Cox notes further that the Western consensus on rights does in fact accommodate some forms of limitation of freedom of expression – racist speech, for example. It just doesn’t extend to blasphemy. In other words, Cox says, “the clash between Western secularists who see blasphemy laws as unjustified interferences with freedom of expression, on the one hand, and Muslims who wish to see the sacred legally protected from blasphemy, on the other, becomes, in effect, a clash of moral visions which are impossible to prove but upon which the respective societies are based”.
In ‘Freedom of expression, No matter what?’, Patrick Riordan SJ questions further the issues surrounding the ways in which Western political cultures handles the negative side of freedom of expression. What stance ought one to take on hate speech, for example? Should it receive constitutional protection, as happens in the US, in order to preserve some more fundamental value such as freedom of the individual? Or should it be curbed in order to secure (in the words of philosopher of law Jeremy Waldron) “a particular aspect of social peace and civic order under justice: the dignity of inclusion and the public good of mutual assurance concerning the fundamentals of justice”?
Other articles, by Patrick Claffey, Brian Trench, and Felix Larkin, also respond to the problems of balancing social goods in a Western democratic context which have been raised by the Charlie Hebdo affair. Expanding the issue to include ‘Free speech in the Church’, Gerry O’Hanlon SJ notes that the teaching on freedom of speech and expression in the Church is “overwhelmingly positive”, while lamentably the practice has been seen to be “quite repressive”. O’Hanlon pays special attention to Karl Rahner’s arguments for free speech in the Church in the 1950s and then the change of attitude to this issue in Vatican II, particularly noting Pope John XXIII’s affirmation at the opening of the council that the Church “meets the needs of the present day by demonstrating the validity of her teaching rather than by condemnations”. There was, however, a “failure of nerve, even a loss of faith” (Jim Corkery SJ) in the aftermath of the council, and “a more fearful climate reasserted itself”. The silencing of discussion within the Church of the subject of women’s ordination receives particular attention. Pope John Paul II determined to end discussion with his exhortation Ordinatio Sacerdotalis (1994) and his alteration of Canon Law in Ad Tuendam Fidem (1998). A distinction must be made, however, according to O’Hanlon, between boldly declaring that women should be ordained and claiming the freedom to examine and attempt to understand the main arguments given in the matter.
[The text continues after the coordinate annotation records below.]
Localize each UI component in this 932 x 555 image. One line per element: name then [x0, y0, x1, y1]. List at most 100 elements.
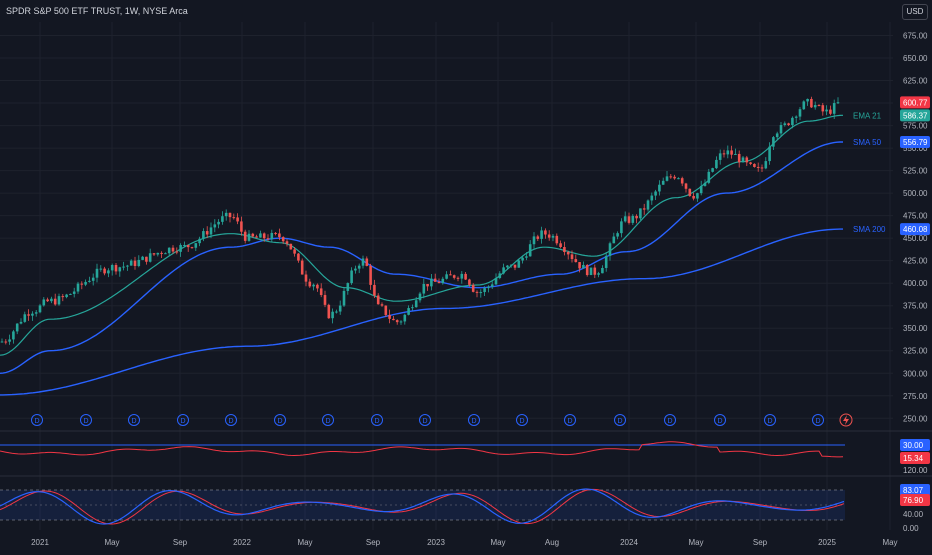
- candle-body: [468, 279, 471, 285]
- candle-body: [95, 268, 99, 278]
- candle-body: [734, 153, 737, 155]
- value-labels: 600.77 586.37 556.79 460.08 EMA 21 SMA 50 SMA …: [853, 96, 930, 506]
- candle-body: [635, 215, 638, 219]
- candle-body: [585, 264, 589, 276]
- rsi-line: [0, 441, 844, 458]
- candle-body: [597, 273, 600, 275]
- candle-body: [718, 153, 722, 160]
- candle-body: [494, 277, 498, 285]
- candle-body: [703, 182, 707, 186]
- candle-body: [88, 280, 91, 282]
- price-tick-label: 375.00: [903, 302, 928, 311]
- candle-body: [521, 257, 524, 261]
- candle-body: [532, 236, 536, 245]
- candle-body: [688, 188, 692, 196]
- candle-body: [262, 233, 266, 239]
- candle-body: [304, 274, 308, 282]
- dividend-marker-circle: [564, 414, 576, 426]
- candle-body: [12, 331, 15, 340]
- candle-body: [376, 295, 380, 305]
- candle-body: [61, 296, 65, 298]
- candle-body: [308, 281, 312, 287]
- candle-body: [418, 293, 422, 301]
- price-tick-label: 475.00: [903, 212, 928, 221]
- candle-body: [528, 244, 532, 257]
- candle-body: [608, 243, 612, 256]
- candle-body: [0, 341, 4, 343]
- candle-body: [460, 273, 464, 279]
- candle-body: [53, 298, 57, 305]
- candle-body: [547, 234, 551, 238]
- candle-body: [278, 233, 281, 238]
- dividend-marker: D: [228, 418, 233, 425]
- price-tick-label: 300.00: [903, 369, 928, 378]
- candle-body: [274, 232, 277, 234]
- price-tick-label: 350.00: [903, 324, 928, 333]
- dividend-marker: D: [617, 418, 622, 425]
- candle-body: [445, 274, 448, 279]
- candle-body: [836, 102, 840, 104]
- stoch-k-line: [0, 488, 845, 525]
- candle-body: [373, 284, 376, 296]
- candle-body: [259, 233, 262, 238]
- currency-button[interactable]: USD: [902, 4, 928, 20]
- candle-body: [19, 321, 23, 324]
- candle-body: [194, 243, 198, 248]
- candle-body: [107, 270, 110, 274]
- candle-body: [730, 150, 733, 155]
- candle-body: [745, 157, 749, 163]
- chart-title: SPDR S&P 500 ETF TRUST, 1W, NYSE Arca: [6, 6, 188, 16]
- stoch-d-label-bg: [900, 494, 930, 506]
- indicator-name-label: SMA 50: [853, 138, 882, 147]
- candle-body: [673, 176, 676, 179]
- time-tick-label: Sep: [366, 538, 381, 547]
- candle-body: [471, 284, 475, 292]
- candle-body: [707, 171, 711, 183]
- candle-body: [601, 267, 604, 274]
- dividend-marker: D: [717, 418, 722, 425]
- candle-body: [589, 267, 593, 276]
- time-tick-label: Sep: [753, 538, 768, 547]
- candle-body: [392, 318, 395, 321]
- candle-body: [34, 312, 38, 314]
- candle-body: [152, 253, 156, 255]
- sma200-line: [0, 228, 843, 396]
- indicator-name-label: EMA 21: [853, 111, 882, 120]
- dividend-marker: D: [83, 418, 88, 425]
- candle-body: [479, 292, 483, 294]
- candle-body: [403, 314, 407, 322]
- candle-body: [38, 305, 42, 313]
- candle-body: [27, 314, 30, 316]
- candle-body: [437, 281, 441, 284]
- time-tick-label: May: [104, 538, 119, 547]
- candle-body: [202, 231, 205, 239]
- candle-body: [251, 233, 255, 237]
- candle-body: [141, 256, 144, 260]
- sma200-path: [0, 228, 843, 396]
- stoch-k-label: 83.07: [903, 486, 924, 495]
- candle-body: [544, 230, 547, 235]
- price-label-bg: [900, 109, 930, 122]
- lightning-icon: [839, 413, 853, 427]
- candle-body: [23, 314, 27, 322]
- candle-body: [764, 161, 768, 169]
- price-tick-label: 650.00: [903, 54, 928, 63]
- candle-body: [669, 176, 673, 178]
- dividend-marker-circle: [177, 414, 189, 426]
- price-label: 556.79: [903, 138, 928, 147]
- candle-body: [69, 293, 72, 295]
- candle-body: [76, 283, 80, 292]
- time-tick-label: 2022: [233, 538, 251, 547]
- time-tick-label: 2024: [620, 538, 638, 547]
- price-tick-label: 450.00: [903, 234, 928, 243]
- candle-body: [593, 267, 597, 275]
- candle-body: [631, 215, 635, 223]
- candle-body: [787, 123, 790, 126]
- candle-body: [517, 260, 521, 268]
- price-tick-label: 275.00: [903, 392, 928, 401]
- time-tick-label: 2021: [31, 538, 49, 547]
- candle-body: [50, 298, 53, 302]
- dividend-marker: D: [471, 418, 476, 425]
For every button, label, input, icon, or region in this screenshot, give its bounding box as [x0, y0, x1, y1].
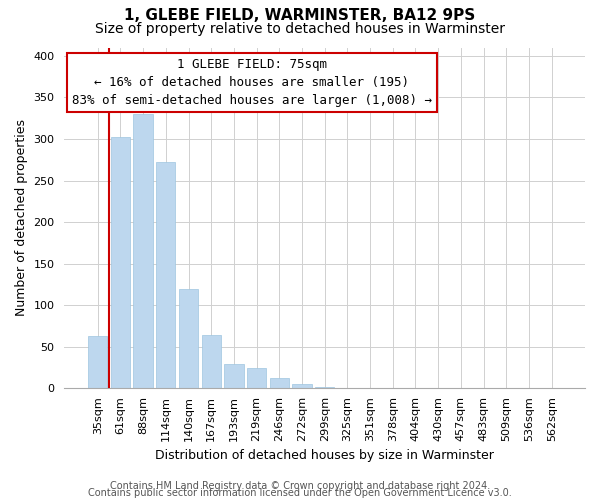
Text: 1 GLEBE FIELD: 75sqm
← 16% of detached houses are smaller (195)
83% of semi-deta: 1 GLEBE FIELD: 75sqm ← 16% of detached h…: [72, 58, 432, 106]
Y-axis label: Number of detached properties: Number of detached properties: [15, 120, 28, 316]
Text: 1, GLEBE FIELD, WARMINSTER, BA12 9PS: 1, GLEBE FIELD, WARMINSTER, BA12 9PS: [124, 8, 476, 22]
Bar: [156, 162, 175, 388]
Bar: [202, 335, 221, 388]
Bar: [88, 336, 107, 388]
Bar: [269, 378, 289, 388]
Text: Contains public sector information licensed under the Open Government Licence v3: Contains public sector information licen…: [88, 488, 512, 498]
Bar: [224, 364, 244, 388]
Bar: [111, 138, 130, 388]
Bar: [247, 368, 266, 388]
Bar: [292, 384, 311, 388]
Bar: [133, 114, 153, 388]
Bar: [179, 288, 198, 388]
Text: Size of property relative to detached houses in Warminster: Size of property relative to detached ho…: [95, 22, 505, 36]
Text: Contains HM Land Registry data © Crown copyright and database right 2024.: Contains HM Land Registry data © Crown c…: [110, 481, 490, 491]
X-axis label: Distribution of detached houses by size in Warminster: Distribution of detached houses by size …: [155, 450, 494, 462]
Bar: [315, 386, 334, 388]
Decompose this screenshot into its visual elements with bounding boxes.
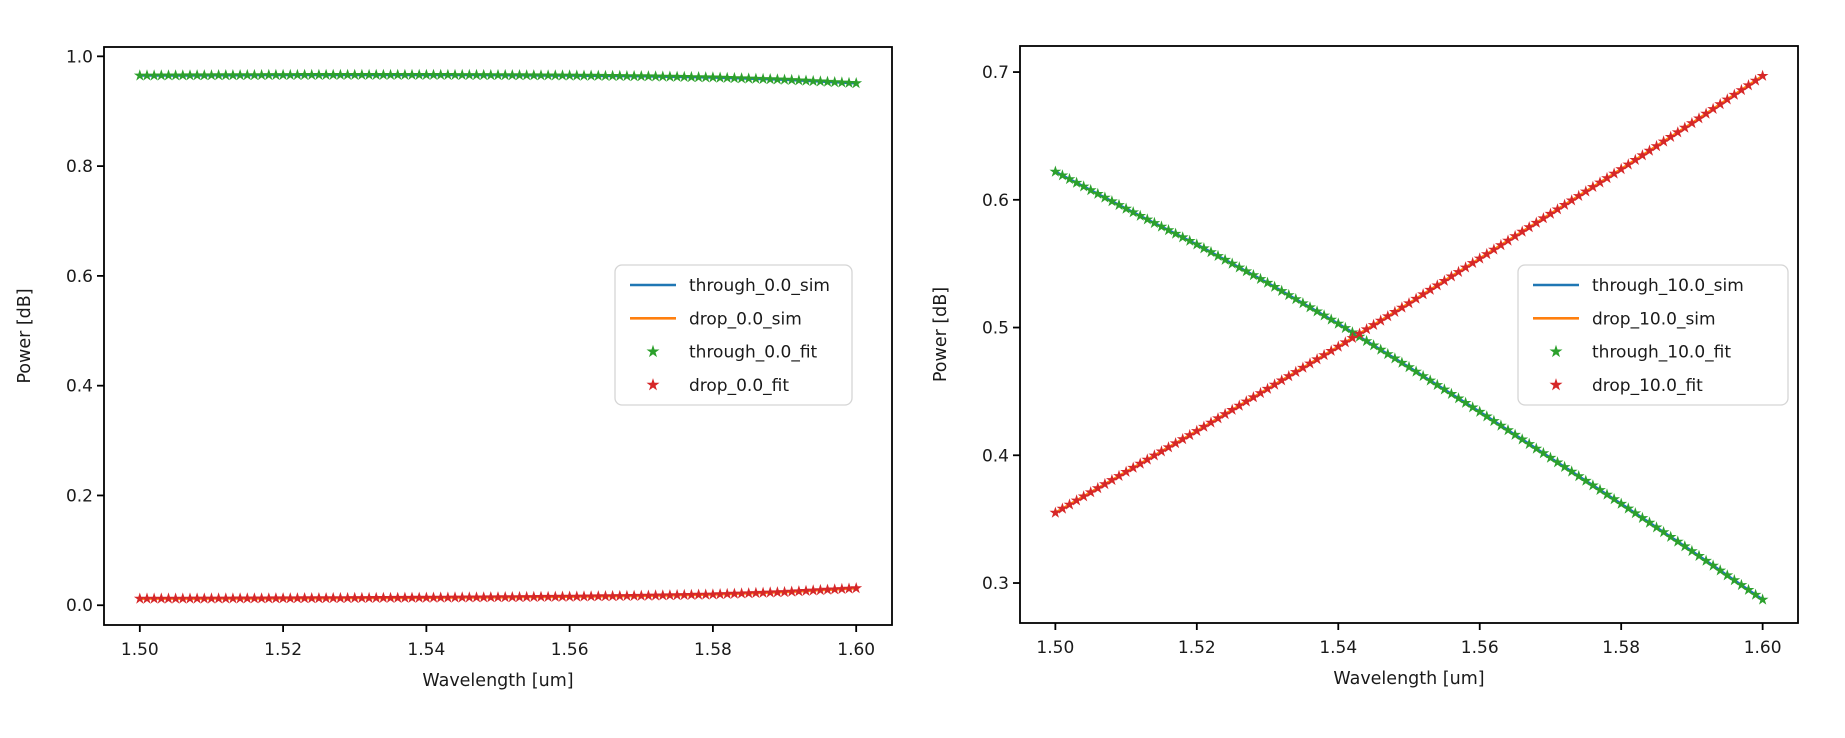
y-tick-label: 0.7 bbox=[982, 63, 1009, 83]
legend-label: drop_10.0_sim bbox=[1592, 309, 1716, 329]
y-tick-label: 0.6 bbox=[982, 191, 1009, 211]
x-tick-label: 1.52 bbox=[264, 640, 302, 660]
legend-item: drop_10.0_sim bbox=[1533, 309, 1716, 329]
x-tick-label: 1.50 bbox=[1036, 638, 1074, 658]
legend-item: drop_0.0_fit bbox=[646, 376, 789, 396]
legend-box bbox=[614, 264, 853, 406]
x-tick-label: 1.50 bbox=[121, 640, 159, 660]
y-tick-label: 0.4 bbox=[66, 377, 93, 397]
x-axis-label: Wavelength [um] bbox=[1333, 669, 1484, 689]
legend-label: through_0.0_sim bbox=[689, 276, 830, 296]
legend-item: drop_10.0_fit bbox=[1549, 376, 1703, 396]
legend-label: drop_0.0_sim bbox=[689, 309, 802, 329]
y-axis-label: Power [dB] bbox=[15, 288, 35, 383]
y-tick-label: 0.6 bbox=[66, 267, 93, 287]
y-tick-label: 0.0 bbox=[66, 596, 93, 616]
y-axis-label: Power [dB] bbox=[931, 287, 951, 382]
x-tick-label: 1.54 bbox=[1319, 638, 1357, 658]
series-through_0.0_fit-markers bbox=[133, 68, 863, 89]
legend-item: through_0.0_sim bbox=[630, 276, 830, 296]
legend-label: through_10.0_fit bbox=[1592, 343, 1731, 363]
y-tick-label: 1.0 bbox=[66, 47, 93, 67]
series-drop_0.0_fit-markers bbox=[133, 582, 863, 604]
axes-frame bbox=[103, 46, 893, 626]
axes-frame bbox=[1019, 45, 1799, 624]
legend: through_0.0_sim drop_0.0_sim through_0.0_f… bbox=[614, 264, 853, 406]
x-tick-label: 1.60 bbox=[837, 640, 875, 660]
right-plot: 1.50 1.52 1.54 1.56 1.58 1.60 0.3 0.4 0.5 0.6 0.7 W… bbox=[931, 45, 1799, 689]
x-axis-label: Wavelength [um] bbox=[422, 671, 573, 691]
y-tick-label: 0.3 bbox=[982, 574, 1009, 594]
y-tick-label: 0.8 bbox=[66, 157, 93, 177]
left-plot: 1.50 1.52 1.54 1.56 1.58 1.60 0.0 0.2 0.4 0.6 0.8 1… bbox=[15, 46, 893, 691]
legend-item: through_10.0_fit bbox=[1549, 343, 1731, 363]
legend-star-sample bbox=[1549, 344, 1563, 358]
legend-item: through_10.0_sim bbox=[1533, 276, 1744, 296]
y-tick-label: 0.2 bbox=[66, 486, 93, 506]
x-tick-label: 1.58 bbox=[694, 640, 732, 660]
legend-label: through_0.0_fit bbox=[689, 343, 818, 363]
x-tick-label: 1.54 bbox=[407, 640, 445, 660]
legend-label: drop_10.0_fit bbox=[1592, 376, 1703, 396]
legend-label: drop_0.0_fit bbox=[689, 376, 789, 396]
legend: through_10.0_sim drop_10.0_sim through_10.… bbox=[1517, 264, 1789, 406]
x-tick-label: 1.56 bbox=[1461, 638, 1499, 658]
legend-star-sample bbox=[646, 344, 660, 358]
legend-item: drop_0.0_sim bbox=[630, 309, 802, 329]
y-tick-label: 0.5 bbox=[982, 319, 1009, 339]
x-tick-label: 1.60 bbox=[1744, 638, 1782, 658]
legend-star-sample bbox=[1549, 378, 1563, 391]
y-tick-label: 0.4 bbox=[982, 446, 1009, 466]
legend-label: through_10.0_sim bbox=[1592, 276, 1744, 296]
x-tick-label: 1.58 bbox=[1602, 638, 1640, 658]
legend-item: through_0.0_fit bbox=[646, 343, 818, 363]
legend-star-sample bbox=[646, 378, 660, 391]
x-tick-label: 1.52 bbox=[1178, 638, 1216, 658]
x-tick-label: 1.56 bbox=[551, 640, 589, 660]
legend-box bbox=[1517, 264, 1789, 406]
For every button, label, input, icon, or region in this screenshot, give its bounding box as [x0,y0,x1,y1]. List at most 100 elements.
The latter – which may eventually have issue in a return to a discussion of the teaching itself – reflects an important value in the Church understood as echoing the free communication of the persons in the Blessed Trinity and as a sign, a sacrament, of the free communication of the divine self to us. The model God provides us with, then, is “freedom of speech which is rooted in responsible love”.